Scruggs doesn’t necessarily follow the same rules as other lawyers. In the tobacco litigation, he helped a former paralegal for a Kentucky law firm representing Brown & Williamson to publicize documents the paralegal had stolen while working for the firm. Despite a court order requiring return of the documents, they turned up–anonymously–on Capitol Hill and in some news outlets. The paralegal then ended up in a house Scruggs’ law firm purchased in Pascagoula, Mississippi, got a “job” at the Scruggs law firm, and had a couple auto loans co-signed by the law firm.
If that sounds to you like Scruggs–who proceeded to make a huge fortune off tobacco litigation–paid the fellow off, well, you’re entitled to your opinion. Scruggs would say there’s no connection and he did nothing illegal or unethical. The house and the cars–why those were just “loans.”
Then, in later litigation involving victims of Hurricane Katrina, Scruggs tried to turn them into victims of insurers. Despite the fact Scruggs’ clients hadn’t purchased expensive flood insurance, Scruggs argued, among other things, that the insurers should nonetheless reimburse them for flood damage because it was really all caused by wind blowing the water into their homes, and they were insured against wind damage. Arguments like that, of course, are why most people dislike trial lawyers.

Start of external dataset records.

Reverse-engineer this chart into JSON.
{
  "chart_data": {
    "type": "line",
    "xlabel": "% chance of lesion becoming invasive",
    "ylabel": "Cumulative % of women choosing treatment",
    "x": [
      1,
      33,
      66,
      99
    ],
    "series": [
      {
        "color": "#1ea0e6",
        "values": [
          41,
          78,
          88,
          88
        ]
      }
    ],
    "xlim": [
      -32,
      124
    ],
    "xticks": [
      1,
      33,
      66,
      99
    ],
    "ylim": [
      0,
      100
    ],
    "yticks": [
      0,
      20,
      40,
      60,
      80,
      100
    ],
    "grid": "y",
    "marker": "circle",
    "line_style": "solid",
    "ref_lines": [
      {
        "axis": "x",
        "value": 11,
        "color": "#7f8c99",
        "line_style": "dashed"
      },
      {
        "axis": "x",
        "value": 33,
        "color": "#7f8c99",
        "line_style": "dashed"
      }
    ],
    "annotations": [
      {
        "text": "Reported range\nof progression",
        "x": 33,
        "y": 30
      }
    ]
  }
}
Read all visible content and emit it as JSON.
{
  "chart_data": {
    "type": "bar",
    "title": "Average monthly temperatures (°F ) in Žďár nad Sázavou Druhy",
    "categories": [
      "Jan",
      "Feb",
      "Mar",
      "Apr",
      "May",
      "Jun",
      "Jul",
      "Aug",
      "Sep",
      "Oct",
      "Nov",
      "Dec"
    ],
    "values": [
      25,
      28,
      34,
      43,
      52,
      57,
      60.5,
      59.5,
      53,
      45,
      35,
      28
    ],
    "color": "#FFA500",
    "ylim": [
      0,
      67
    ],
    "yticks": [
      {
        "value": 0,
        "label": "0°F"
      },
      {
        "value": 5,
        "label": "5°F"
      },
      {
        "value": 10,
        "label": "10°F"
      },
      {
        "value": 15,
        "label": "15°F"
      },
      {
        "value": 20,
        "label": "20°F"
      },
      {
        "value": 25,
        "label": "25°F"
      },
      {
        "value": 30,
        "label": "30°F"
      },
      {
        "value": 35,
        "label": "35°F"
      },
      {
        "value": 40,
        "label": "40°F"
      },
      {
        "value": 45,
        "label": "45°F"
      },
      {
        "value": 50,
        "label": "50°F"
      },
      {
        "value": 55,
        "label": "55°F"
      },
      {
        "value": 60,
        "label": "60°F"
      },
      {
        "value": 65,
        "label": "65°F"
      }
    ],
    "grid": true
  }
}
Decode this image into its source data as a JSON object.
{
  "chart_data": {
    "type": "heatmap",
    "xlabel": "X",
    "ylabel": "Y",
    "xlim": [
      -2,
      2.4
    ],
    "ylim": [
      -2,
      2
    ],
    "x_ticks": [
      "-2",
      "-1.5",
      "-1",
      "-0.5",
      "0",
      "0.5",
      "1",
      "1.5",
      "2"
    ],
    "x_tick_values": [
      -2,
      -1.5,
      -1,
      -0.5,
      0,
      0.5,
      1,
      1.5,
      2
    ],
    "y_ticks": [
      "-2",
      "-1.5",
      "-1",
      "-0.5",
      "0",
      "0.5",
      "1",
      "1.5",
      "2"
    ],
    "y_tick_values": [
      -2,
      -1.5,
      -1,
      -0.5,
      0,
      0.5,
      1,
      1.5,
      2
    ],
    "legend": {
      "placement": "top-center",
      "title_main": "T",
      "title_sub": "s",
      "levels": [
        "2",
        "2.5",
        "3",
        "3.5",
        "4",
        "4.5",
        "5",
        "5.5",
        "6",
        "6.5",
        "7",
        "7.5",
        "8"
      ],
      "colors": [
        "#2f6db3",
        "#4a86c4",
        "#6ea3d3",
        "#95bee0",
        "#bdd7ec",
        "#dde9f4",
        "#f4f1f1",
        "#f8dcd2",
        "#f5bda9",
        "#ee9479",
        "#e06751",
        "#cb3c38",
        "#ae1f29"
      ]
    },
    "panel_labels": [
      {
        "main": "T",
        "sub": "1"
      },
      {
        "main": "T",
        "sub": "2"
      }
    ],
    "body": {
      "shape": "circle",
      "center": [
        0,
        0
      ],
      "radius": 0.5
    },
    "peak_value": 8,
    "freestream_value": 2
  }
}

Along the way in the Katrina litigation, some ladies who worked for State Farm took some of State Farm’s documents and, again, despite court orders to the contrary, those documents made there way to the public. Scruggs’ fingerprints were all over the revelation, and a federal judge recommended he be prosecuted for criminal contempt.
For his part, Scruggs would probably tell you he’s a hero. He stands up to “the man” for the “little guy” and he fights hard to represent people who other lawyers would simply ignore.
Most heroes, however, don’t earn millions, tens of millions or even hundreds of millions from their heroics. One might well argue that Scruggs is motivated primarily by greed, with a pretty good dose of megolamania thrown in. And, some lawyers would argue, his success has depended heavily on his willingness to break the rules, or to play outside the rules.